For the bfloat16 model,

data_type: bf16_fp32

For the int8 model,

quantize: 1
quantize_schema: int8
# Required when your model has not quantize info
quantize_range_file: range_file_path

Build MACE Micro and models libraries

Here, we build the MACE Micro engine and models to libraries on a linux host machine.
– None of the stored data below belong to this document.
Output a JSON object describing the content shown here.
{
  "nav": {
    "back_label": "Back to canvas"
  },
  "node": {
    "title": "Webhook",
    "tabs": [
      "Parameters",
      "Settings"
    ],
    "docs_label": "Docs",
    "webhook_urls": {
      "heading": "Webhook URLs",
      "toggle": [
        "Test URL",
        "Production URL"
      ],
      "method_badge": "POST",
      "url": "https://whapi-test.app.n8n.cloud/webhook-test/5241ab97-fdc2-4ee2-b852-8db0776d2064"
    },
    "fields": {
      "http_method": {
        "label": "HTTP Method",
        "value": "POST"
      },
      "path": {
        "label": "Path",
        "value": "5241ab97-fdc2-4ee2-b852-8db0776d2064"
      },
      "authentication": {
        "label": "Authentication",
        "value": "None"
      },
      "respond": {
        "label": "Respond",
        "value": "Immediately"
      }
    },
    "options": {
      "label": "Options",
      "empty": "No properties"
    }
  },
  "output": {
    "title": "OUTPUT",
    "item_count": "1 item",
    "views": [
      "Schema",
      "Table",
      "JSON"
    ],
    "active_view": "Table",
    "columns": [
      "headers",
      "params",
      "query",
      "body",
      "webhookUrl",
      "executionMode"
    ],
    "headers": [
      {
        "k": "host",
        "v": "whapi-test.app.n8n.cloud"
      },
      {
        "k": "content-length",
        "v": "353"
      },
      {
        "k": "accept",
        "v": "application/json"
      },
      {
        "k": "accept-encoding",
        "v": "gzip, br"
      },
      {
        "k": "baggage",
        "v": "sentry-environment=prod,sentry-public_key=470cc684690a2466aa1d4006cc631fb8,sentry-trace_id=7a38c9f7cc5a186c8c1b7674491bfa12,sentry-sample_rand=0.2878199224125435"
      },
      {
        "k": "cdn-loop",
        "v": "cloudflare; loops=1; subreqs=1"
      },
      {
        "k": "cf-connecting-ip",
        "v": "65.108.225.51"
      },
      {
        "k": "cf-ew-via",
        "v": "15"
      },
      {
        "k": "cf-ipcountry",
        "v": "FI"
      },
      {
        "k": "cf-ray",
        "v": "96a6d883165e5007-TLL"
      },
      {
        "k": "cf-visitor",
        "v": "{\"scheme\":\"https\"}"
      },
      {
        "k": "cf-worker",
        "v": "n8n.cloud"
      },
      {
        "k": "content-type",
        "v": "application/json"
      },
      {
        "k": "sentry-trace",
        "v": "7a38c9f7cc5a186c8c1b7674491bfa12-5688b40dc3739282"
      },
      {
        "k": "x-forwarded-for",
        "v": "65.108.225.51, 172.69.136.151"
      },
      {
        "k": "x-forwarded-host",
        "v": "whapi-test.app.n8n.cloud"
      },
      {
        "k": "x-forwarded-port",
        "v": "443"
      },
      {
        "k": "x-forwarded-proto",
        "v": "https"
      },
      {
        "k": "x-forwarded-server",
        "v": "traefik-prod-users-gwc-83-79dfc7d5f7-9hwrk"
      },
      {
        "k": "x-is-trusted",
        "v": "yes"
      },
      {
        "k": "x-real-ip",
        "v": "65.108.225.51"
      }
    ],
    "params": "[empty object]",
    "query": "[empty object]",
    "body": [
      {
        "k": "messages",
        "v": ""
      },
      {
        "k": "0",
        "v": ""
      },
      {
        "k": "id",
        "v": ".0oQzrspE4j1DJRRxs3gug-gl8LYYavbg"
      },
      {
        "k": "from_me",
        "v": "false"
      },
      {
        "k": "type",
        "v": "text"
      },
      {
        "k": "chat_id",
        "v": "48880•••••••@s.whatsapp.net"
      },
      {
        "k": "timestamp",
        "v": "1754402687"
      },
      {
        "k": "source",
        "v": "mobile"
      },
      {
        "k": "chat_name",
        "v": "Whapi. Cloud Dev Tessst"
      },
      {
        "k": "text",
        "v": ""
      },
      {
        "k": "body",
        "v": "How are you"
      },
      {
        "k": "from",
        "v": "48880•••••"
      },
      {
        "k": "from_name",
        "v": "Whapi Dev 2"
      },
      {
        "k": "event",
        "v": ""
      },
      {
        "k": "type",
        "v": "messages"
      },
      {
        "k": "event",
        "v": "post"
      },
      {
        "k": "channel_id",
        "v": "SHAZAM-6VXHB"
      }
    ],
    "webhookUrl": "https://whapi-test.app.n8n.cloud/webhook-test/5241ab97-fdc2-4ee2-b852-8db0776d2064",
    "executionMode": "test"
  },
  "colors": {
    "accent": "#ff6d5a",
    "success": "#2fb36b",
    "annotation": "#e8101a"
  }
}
The CMake build parameters depends on your model config file.

For float32 model,

./micro/tools/cmake/cmake-build-host.sh

For bfloat16 model,

./micro/tools/cmake/cmake-build-host.sh -DMACE_MICRO_ENABLE_BFLOAT16=ON

Note

You can only use either float32 or bfloat16

For int8 model,

./micro/tools/cmake/cmake-build-host.sh -DMACE_MICRO_ENABLE_CMSIS=ON

Use libraries directly

With these steps, we can find necessary libraries and headers in the "build/micro/host/install" directory, you can use the libraries directly.

# Builds example
g++ micro/examples/classifier/main.cc -DMICRO_MODEL_NAME=mnist -DMICRO_DATA_NAME=mnist  -I build/micro/host/install/include/ -I micro/examples -L build/micro/host/install/lib/ -lmodel_mnist -lmicro -o mnist
# Runs the mnist example
./mnist

Code example

The following code is the mnist example source files, which the main steps is annotated

#include "data/mnist.h"

#include <cstdio>

// Include MACE Micro header
#include "micro.h"

namespace micro {
namespace mnist {

// We use forward declaration to avoid include the special engine header
MaceStatus GetMicroEngineSingleton(MaceMicroEngine **engine);

}
}  // namespace micro

int main() {
  // Step 1, get the mnist micro engine
  micro::MaceMicroEngine *micro_engine = NULL;
  micro::MaceStatus status =
      micro::mnist::GetMicroEngineSingleton(&micro_engine);

  // Step 2, set input data
  static float *input_data = data_mnist_4;
  int32_t input_dims[4] = {1, 28, 28, 1};
  micro_engine->RegisterInputData(0, input_data, input_dims);

  // Step3, run the inference
  micro_engine->Run();

  // Step 4, get output data
  float *output_buffer = NULL;
  const int32_t *output_dims = NULL;
  uint32_t dim_size = 0;
  micro_engine->GetOutputData(
      0, reinterpret_cast<void **>(&output_buffer), &output_dims, &dim_size);

  for (int32_t i = 0; i < output_dims[1]; ++i) {
    printf("%d: %f\n", i, output_buffer[i]);
  }

  return 0;
}

For more examples, goto the directory "micro/examples"

Performance

We deploy a HAR-CNN int8 model on the NUCLEO-F767ZI(Cortex-M7) board. Each inference of HAR CNN model takes 12 ms.